We consider the new divisor 41 and the new remainder 22,and apply the division lemma to get

41 = 22 x 1 + 19

We consider the new divisor 22 and the new remainder 19,and apply the division lemma to get

22 = 19 x 1 + 3

We consider the new divisor 19 and the new remainder 3,and apply the division lemma to get

19 = 3 x 6 + 1

We consider the new divisor 3 and the new remainder 1,and apply the division lemma to get

3 = 1 x 3 + 0

The remainder has now become zero, so our procedure stops.

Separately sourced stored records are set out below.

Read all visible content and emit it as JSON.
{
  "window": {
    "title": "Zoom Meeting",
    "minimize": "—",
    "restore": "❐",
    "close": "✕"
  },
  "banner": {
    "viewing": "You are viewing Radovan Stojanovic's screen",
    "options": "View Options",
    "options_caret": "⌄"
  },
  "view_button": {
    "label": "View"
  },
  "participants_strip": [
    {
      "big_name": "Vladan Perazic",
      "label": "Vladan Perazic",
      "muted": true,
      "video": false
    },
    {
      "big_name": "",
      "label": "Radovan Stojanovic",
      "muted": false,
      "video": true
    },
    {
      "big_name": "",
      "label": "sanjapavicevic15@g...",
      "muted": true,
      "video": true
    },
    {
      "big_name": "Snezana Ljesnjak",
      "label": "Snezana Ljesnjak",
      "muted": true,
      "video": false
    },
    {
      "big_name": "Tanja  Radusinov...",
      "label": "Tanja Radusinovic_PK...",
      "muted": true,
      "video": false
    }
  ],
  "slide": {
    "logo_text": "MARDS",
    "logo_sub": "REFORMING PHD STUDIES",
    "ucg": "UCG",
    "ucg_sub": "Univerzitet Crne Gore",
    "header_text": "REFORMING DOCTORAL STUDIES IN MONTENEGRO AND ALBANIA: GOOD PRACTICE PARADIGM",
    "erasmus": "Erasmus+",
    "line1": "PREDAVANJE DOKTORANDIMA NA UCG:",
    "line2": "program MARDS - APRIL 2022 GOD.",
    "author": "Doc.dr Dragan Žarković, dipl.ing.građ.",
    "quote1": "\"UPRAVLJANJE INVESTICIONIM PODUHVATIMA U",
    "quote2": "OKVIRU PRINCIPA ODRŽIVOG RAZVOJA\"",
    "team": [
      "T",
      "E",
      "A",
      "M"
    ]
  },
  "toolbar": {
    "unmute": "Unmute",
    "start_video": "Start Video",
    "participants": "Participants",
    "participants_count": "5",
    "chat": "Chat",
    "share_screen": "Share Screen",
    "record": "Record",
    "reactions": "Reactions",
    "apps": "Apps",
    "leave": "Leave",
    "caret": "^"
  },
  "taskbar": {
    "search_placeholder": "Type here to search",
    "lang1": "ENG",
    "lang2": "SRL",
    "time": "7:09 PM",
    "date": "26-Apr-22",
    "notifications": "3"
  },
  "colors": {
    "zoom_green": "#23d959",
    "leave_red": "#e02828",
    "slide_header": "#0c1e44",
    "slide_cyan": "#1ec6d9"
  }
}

Since the divisor at this stage is 1, the HCF of 851 and 602 is 1

Notice that 1 = HCF(3,1) = HCF(19,3) = HCF(22,19) = HCF(41,22) = HCF(104,41) = HCF(249,104) = HCF(602,249) = HCF(851,602) .


We can take hcf of as 1st numbers and next number as another number to apply in Euclidean lemma

Step 1: Since 755 > 1, we apply the division lemma to 755 and 1, to get

755 = 1 x 755 + 0

The remainder has now become zero, so our procedure stops. Since the divisor at this stage is 1, the HCF of 1 and 755 is 1

Notice that 1 = HCF(755,1) .

HCF using Euclid's Algorithm Calculation Examples

Here are some samples of HCF using Euclid's Algorithm calculations.

Frequently Asked Questions on HCF of 851, 602, 755 using Euclid's Algorithm

1. What is the Euclid division algorithm?

Answer: Euclid's Division Algorithm is a technique to compute the Highest Common Factor (HCF) of given positive integers.

2. what is the HCF of 851, 602, 755?

Answer: HCF of 851, 602, 755 is 1 the largest number that divides all the numbers leaving a remainder zero.

3. How to find HCF of 851, 602, 755 using Euclid's Algorithm?

Answer: For arbitrary numbers 851, 602, 755 apply Euclid’s Division Lemma in succession until you obtain a remainder zero. HCF is the remainder in the last but one step.